PixelHELPER’s main goal is to push cases such as Badawi’s into spotlight.
“It is easy for people to become complacent about such issues, and we want to fight against this complacency. Germany is in a unique position. Our history requires that we take an active stance against human rights violations in the world today. Also, today we are a prosperous nation, and we must use that privilege in the best way possible – to help those in need,” the activists believe.
Noting that the use of controversial light art has been “effective” both in spreading their message on social media and in terms of its low cost, the activists said they hope to bolster support for a pan-European movement of like-minded protesters, in which they could reveal even more “new and creative ways to further make a difference.”
The PixelHELPER activists rely on Germany’s freedom of speech laws, which they believe ensure immunity against possible retribution. Their projections are not causing any actual damage to the buildings, either.

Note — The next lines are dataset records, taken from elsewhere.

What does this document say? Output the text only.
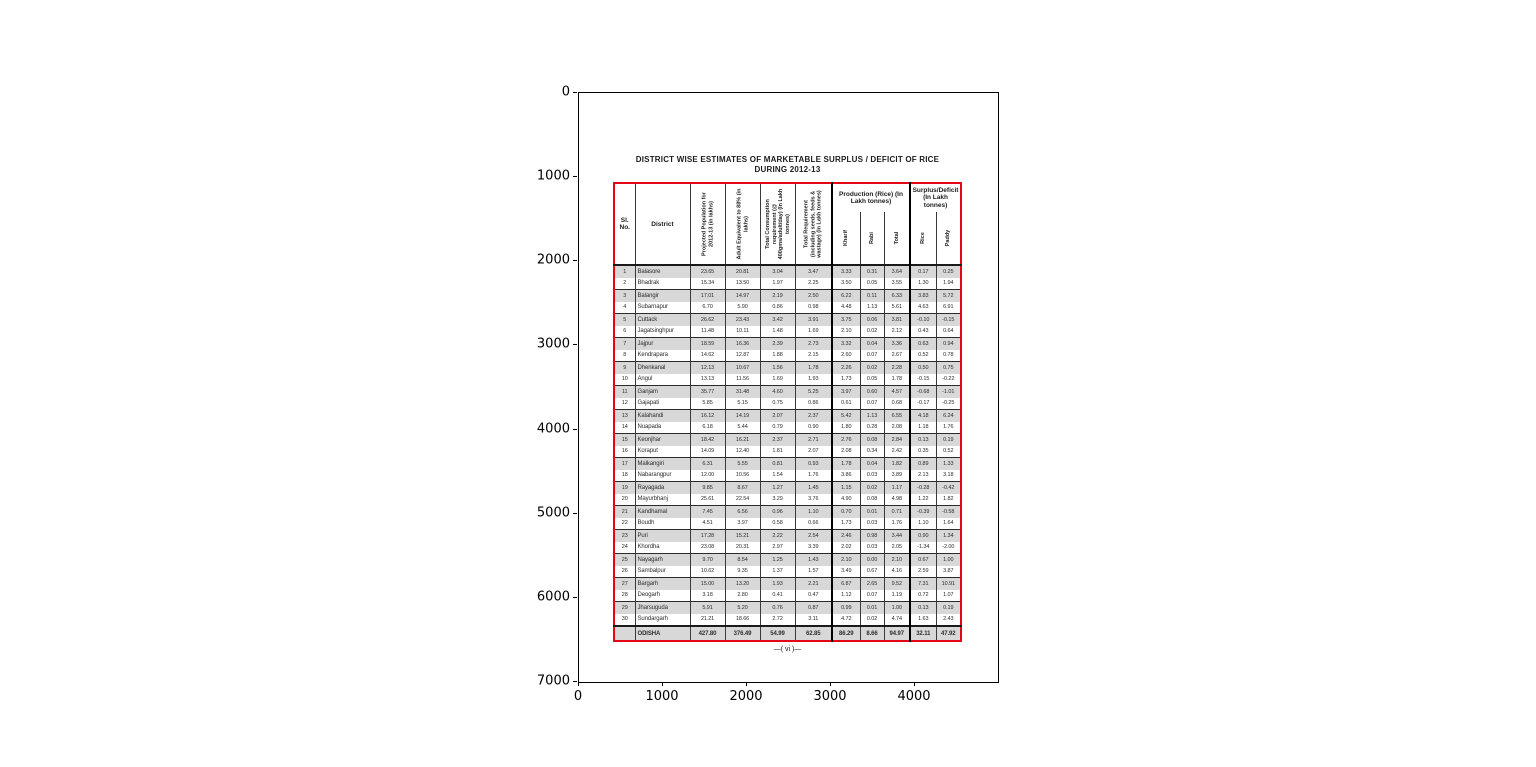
DISTRICT WISE ESTIMATES OF MARKETABLE SURPLUS / DEFICIT OF RICE
DURING 2012-13
Sl. No.	District	Projected Population for 2012-13 (in lakhs)	Adult Equivalent to 88% (in lakhs)	Total Consumption requirement (@ 400gms/adult/day) (In Lakh tonnes)	Total Requirement (including seeds, feeds & wastage) (In Lakh tonnes)	Production (Rice) (In Lakh tonnes)			Surplus/Deficit (In Lakh tonnes)	

						Kharif	Rabi	Total	Rice	Paddy

1	Balasore	23.65	20.81	3.04	3.47	3.33	0.31	3.64	0.17	0.25
2	Bhadrak	15.34	13.50	1.97	2.25	3.50	0.05	3.55	1.30	1.94
3	Balangir	17.01	14.97	2.19	2.50	6.22	0.11	6.33	3.83	5.72
4	Subarnapur	6.70	5.90	0.86	0.98	4.48	1.13	5.61	4.63	6.91
5	Cuttack	26.62	23.43	3.42	3.91	3.75	0.06	3.81	-0.10	-0.15
6	Jagatsinghpur	11.48	10.11	1.48	1.69	2.10	0.02	2.12	0.43	0.64
7	Jajpur	18.59	16.36	2.39	2.73	3.32	0.04	3.36	0.63	0.94
8	Kendrapara	14.62	12.87	1.88	2.15	2.60	0.07	2.67	0.52	0.78
9	Dhenkanal	12.13	10.67	1.56	1.78	2.26	0.02	2.28	0.50	0.75
10	Angul	13.13	11.56	1.69	1.93	1.73	0.05	1.78	-0.15	-0.22
11	Ganjam	35.77	31.48	4.60	5.25	3.97	0.60	4.57	-0.68	-1.01
12	Gajapati	5.85	5.15	0.75	0.86	0.61	0.07	0.68	-0.17	-0.25
13	Kalahandi	16.12	14.19	2.07	2.37	5.42	1.13	6.55	4.18	6.24
14	Nuapada	6.18	5.44	0.79	0.90	1.80	0.28	2.08	1.18	1.76
15	Keonjhar	18.42	16.21	2.37	2.71	2.76	0.08	2.84	0.13	0.19
16	Koraput	14.09	12.40	1.81	2.07	2.08	0.34	2.42	0.35	0.52
17	Malkangiri	6.31	5.55	0.81	0.93	1.78	0.04	1.82	0.89	1.33
18	Nabarangpur	12.00	10.56	1.54	1.76	3.86	0.03	3.89	2.13	3.18
19	Rayagada	9.85	8.67	1.27	1.45	1.15	0.02	1.17	-0.28	-0.42
20	Mayurbhanj	25.61	22.54	3.29	3.76	4.90	0.08	4.98	1.22	1.82
21	Kandhamal	7.45	6.56	0.96	1.10	0.70	0.01	0.71	-0.39	-0.58
22	Boudh	4.51	3.97	0.58	0.66	1.73	0.03	1.76	1.10	1.64
23	Puri	17.28	15.21	2.22	2.54	2.46	0.98	3.44	0.90	1.34
24	Khordha	23.08	20.31	2.97	3.39	2.02	0.03	2.05	-1.34	-2.00
25	Nayagarh	9.70	8.54	1.25	1.43	2.10	0.00	2.10	0.67	1.00
26	Sambalpur	10.62	9.35	1.37	1.57	3.49	0.67	4.16	2.59	3.87
27	Bargarh	15.00	13.20	1.93	2.21	6.87	2.65	9.52	7.31	10.91
28	Deogarh	3.18	2.80	0.41	0.47	1.12	0.07	1.19	0.72	1.07
29	Jharsuguda	5.91	5.20	0.76	0.87	0.99	0.01	1.00	0.13	0.19
30	Sundargarh	21.21	18.66	2.72	3.11	4.72	0.02	4.74	1.63	2.43
	ODISHA	427.80	376.49	54.99	62.85	86.29	8.66	94.97	32.11	47.92
—( vi )—
0	1000	2000	3000	4000
0
1000
2000
3000
4000
5000
6000
7000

Freedom of speech, however, did not save German comedian Jan Boehmermann from legal action after he recited a satirical poem about Turkey’s Erdogan, which German Chancellor Angela Merkel found “deliberately insulting.” Boehmermann’s prosecution under the paragraph 103 of the German penal code, which forbids insulting official institutions and representatives of foreign states, has officially been requested by Ankara and was given the green light by Merkel. The ongoing probe has caused an uproar in Europe, with supporters demanding that the comic’s freedoms be protected and critics and copycats lashing out at Erdogan. The UK’s Spectator magazine went as far as to offer £1,000 (about US$1,400) donated by a reader to the person who could pen the most offensive poem about Erdogan.